Thursday, August 11, 2016

Tall Ships Invade Portsmouth

Tall ships arrive in Portsmouth
Sea Coast Online
By Austin McGuigan
August 10, 2016

Parade leads tall ships into the Port City

The Oliver Hazard Perry tall ship docks in Portsmouth on Wednesday early evening after being in the boat parade on Piscataqua. Photo by Deb Cram/Seacoastonline
PORTSMOUTH—Not since 2007 has Ethan Bensley set foot on the Harvey Gamage. Spending four months onboard, Bensley who lives in Kittery, Maine, sailed the Gamage from the U.S. Virgin Islands to Boston as part of a “semester at sea.”

“It was awesome back in high school, it was a long time ago now,” said Bensley. “It’s a fun sail, it really is an old school sailing boat… certainly sailing on it is fun, but living on it is an whole other thing.”

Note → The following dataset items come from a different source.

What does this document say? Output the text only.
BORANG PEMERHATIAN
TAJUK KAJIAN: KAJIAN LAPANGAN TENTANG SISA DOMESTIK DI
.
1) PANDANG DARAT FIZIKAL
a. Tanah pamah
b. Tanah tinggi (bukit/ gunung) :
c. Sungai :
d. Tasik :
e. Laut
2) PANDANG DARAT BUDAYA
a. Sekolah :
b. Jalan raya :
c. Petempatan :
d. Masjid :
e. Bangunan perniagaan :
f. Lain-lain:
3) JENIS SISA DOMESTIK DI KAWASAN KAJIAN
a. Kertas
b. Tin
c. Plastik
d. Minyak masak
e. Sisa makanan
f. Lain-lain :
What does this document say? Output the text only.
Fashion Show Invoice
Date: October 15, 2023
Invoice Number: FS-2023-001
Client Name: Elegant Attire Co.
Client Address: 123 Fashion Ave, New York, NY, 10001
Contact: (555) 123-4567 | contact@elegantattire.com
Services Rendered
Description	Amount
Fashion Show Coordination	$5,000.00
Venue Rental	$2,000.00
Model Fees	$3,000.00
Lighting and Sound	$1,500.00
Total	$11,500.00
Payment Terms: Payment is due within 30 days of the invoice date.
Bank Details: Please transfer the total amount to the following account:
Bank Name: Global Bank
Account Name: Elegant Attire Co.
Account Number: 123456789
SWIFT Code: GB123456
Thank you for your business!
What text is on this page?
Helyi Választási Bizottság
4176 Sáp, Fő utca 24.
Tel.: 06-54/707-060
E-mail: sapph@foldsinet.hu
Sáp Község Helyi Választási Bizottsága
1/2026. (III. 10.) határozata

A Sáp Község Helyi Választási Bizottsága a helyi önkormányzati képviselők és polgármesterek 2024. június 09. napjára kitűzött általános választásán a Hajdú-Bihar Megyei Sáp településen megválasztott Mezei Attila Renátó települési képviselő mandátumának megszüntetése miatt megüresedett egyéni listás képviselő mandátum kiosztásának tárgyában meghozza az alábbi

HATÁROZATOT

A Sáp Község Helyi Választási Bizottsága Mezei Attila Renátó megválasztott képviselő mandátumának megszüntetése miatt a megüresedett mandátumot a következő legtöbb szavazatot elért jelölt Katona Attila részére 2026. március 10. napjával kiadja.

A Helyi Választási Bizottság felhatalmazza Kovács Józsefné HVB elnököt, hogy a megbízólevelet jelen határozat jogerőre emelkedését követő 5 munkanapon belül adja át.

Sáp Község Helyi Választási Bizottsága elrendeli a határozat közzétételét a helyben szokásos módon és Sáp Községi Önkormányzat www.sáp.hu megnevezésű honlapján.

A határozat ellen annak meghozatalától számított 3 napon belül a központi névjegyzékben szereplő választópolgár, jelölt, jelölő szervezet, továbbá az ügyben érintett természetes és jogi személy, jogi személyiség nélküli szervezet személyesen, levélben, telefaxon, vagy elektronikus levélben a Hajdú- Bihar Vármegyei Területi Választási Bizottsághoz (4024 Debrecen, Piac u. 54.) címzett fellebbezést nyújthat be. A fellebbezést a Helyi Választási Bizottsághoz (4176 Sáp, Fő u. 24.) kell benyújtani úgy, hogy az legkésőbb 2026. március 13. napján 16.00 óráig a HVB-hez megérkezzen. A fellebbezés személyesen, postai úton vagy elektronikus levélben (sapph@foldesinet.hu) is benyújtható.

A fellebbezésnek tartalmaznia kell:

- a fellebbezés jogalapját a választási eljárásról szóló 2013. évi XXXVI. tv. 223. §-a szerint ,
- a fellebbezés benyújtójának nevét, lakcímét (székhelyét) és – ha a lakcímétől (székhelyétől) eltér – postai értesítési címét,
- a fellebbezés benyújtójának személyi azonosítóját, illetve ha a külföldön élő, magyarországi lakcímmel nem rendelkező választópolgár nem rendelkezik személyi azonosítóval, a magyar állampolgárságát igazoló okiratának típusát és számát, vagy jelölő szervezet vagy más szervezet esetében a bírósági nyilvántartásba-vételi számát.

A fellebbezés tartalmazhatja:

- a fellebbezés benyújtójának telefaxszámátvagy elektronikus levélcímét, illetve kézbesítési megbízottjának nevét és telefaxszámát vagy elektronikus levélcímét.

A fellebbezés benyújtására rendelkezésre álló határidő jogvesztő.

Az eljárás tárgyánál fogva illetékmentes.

On Wednesday, Bensley and his fiancĂ©e Lia Hoffmann, sailed aboard the Harvey Gamage for the annual Parade of Sail in the Piscataqua River. The parade kicked off the Piscataqua Maritime Commission Sail Portsmouth 2016 festival — held Thursday through Sunday.

A replica of a 19th century schooner, the Gamage carried 47 people up river. The Oliver Hazard Perry, Sail Portsmouth’s second featured tall ship, led the parade past the Portsmouth Naval Shipyard and towards the Memorial Bridge.